"Hampir Mustahil untuk Memberhentikan Presiden Jokowi"
Di seluruh lembaga itu, koalisi pemerintah memiliki kuasa penuh. Denny bahkan yakin, upaya pemakzulan sudah akan berhenti di tahap pertama.
Editor: Hasanudin Aco
Sejumlah diskusi ketatanegaraan terkait pemakzulan yang diselenggarakan satu pekan terakhir meningkatkan kekhawatiran masyarakat. Para pendukung Presiden Jokowi mengungkap kegusaran mereka, terutama di media sosial.
TRIBUNNEWS.COM, JAKARTA - Kegaduhan ini diawali rencana diskusi mahasiswa Fakultas Hukum Universitas Gadjah Mada.
Diskusi itu gagal dilaksanakan, karena panitia dan pembicaranya menerima ancaman pembunuhan.
Padahal, semua ahli hukum tata negara memastikan, pemakzulan presiden adalah sesuatu yang hampir tidak mungkin terjadi di Indonesia saat ini.
Apalagi, bagi Presiden Jokowi yang membangun koalisi besar di DPR.
Salah satu yang berpendapat seperti itu adalah pakar hukum tata negara, Denny Indrayana, yang juga mantan wakil menteri hukum dan HAM di era Presiden Susilo Bambang Yudhoyono.

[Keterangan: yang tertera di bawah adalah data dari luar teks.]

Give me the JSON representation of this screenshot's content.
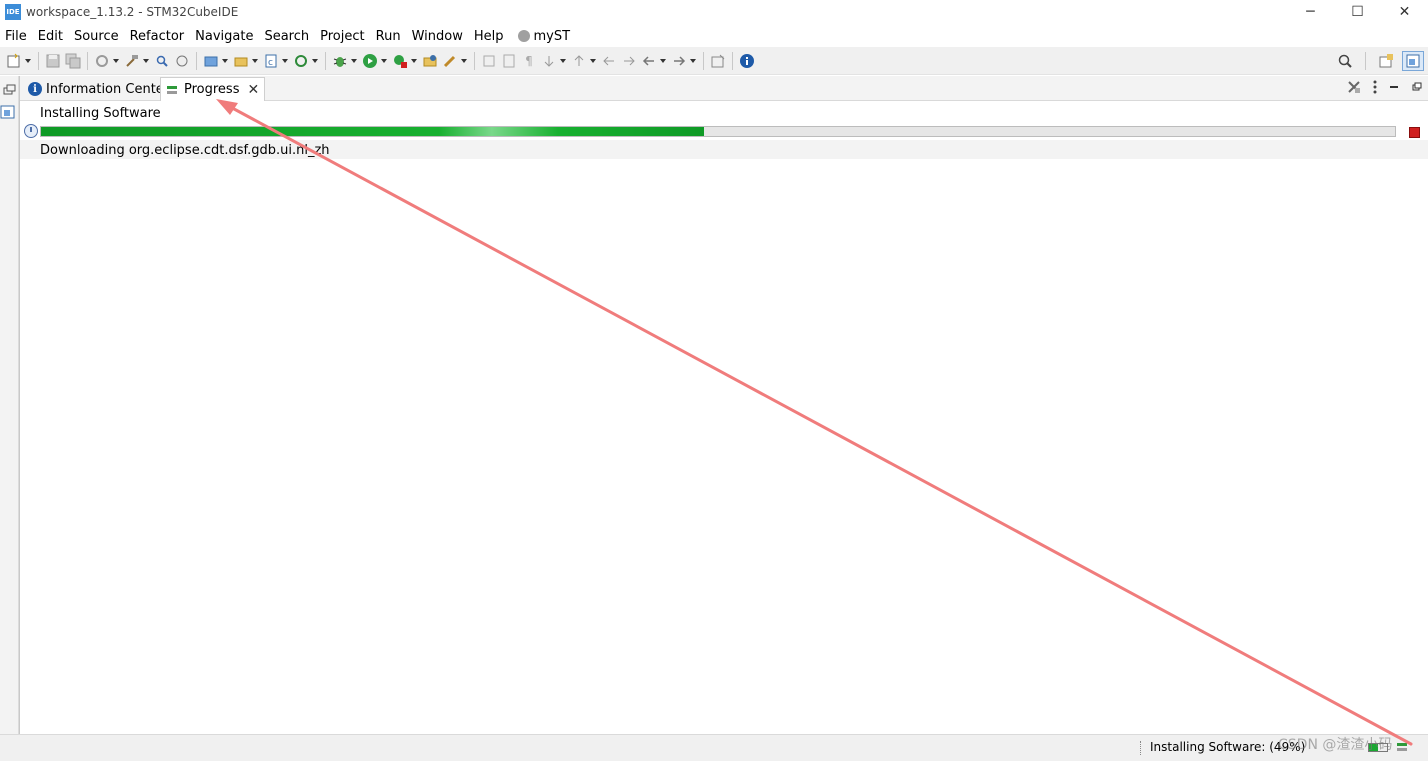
{
  "window": {
    "app_badge": "IDE",
    "title": "workspace_1.13.2 - STM32CubeIDE",
    "min_glyph": "─",
    "max_glyph": "☐",
    "close_glyph": "✕"
  },
  "menu": [
    "File",
    "Edit",
    "Source",
    "Refactor",
    "Navigate",
    "Search",
    "Project",
    "Run",
    "Window",
    "Help"
  ],
  "menu_user": "myST",
  "toolbar_icons": [
    "new-icon",
    "save-icon",
    "save-all-icon",
    "build-config-icon",
    "build-icon",
    "search-icon",
    "debug-icon",
    "run-icon",
    "external-tools-icon",
    "info-icon"
  ],
  "tabs": {
    "info_label": "Information Center",
    "info_glyph": "i",
    "progress_label": "Progress",
    "close_glyph": "✕"
  },
  "job": {
    "name": "Installing Software",
    "detail": "Downloading org.eclipse.cdt.dsf.gdb.ui.nl_zh",
    "progress_fraction": 0.49
  },
  "status": {
    "text": "Installing Software: (49%)"
  },
  "watermark": "CSDN @渣渣小码",
  "colors": {
    "progress_green": "#18b030",
    "annotation_arrow": "#f07c7c",
    "cancel_red": "#d02020"
  }
}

“Kita pun dengan mekanisme sekarang lebih sulit bahkan hampir mustahil, kalau kita lihat tidak ada perubahan konfigurasi politik koalisi sekarang, untuk memberhentikan Presiden Jokowi,” kata Denny.
-
Baca: Ketua PP Muhamadiyah Sesalkan Penyertaan Nama Organisasi dalam Diskusi terkait Pemakzulan Jokowi
Pemerintahan Jokowi Aman
Denny menyampaikan pendapat itu dalam seminar daring “Menyoal Kebebasan Berpendapat dan Konstitusionalitas Pemakzulan Presiden di Era Pandemi COVID-19.”
Seminar diselenggarakan Masyarakat Hukum Tata Negara Muhammadiyah (Mahutama) dan Kolegium Jurist Institute (KJI) pada Senin (1/6/2020).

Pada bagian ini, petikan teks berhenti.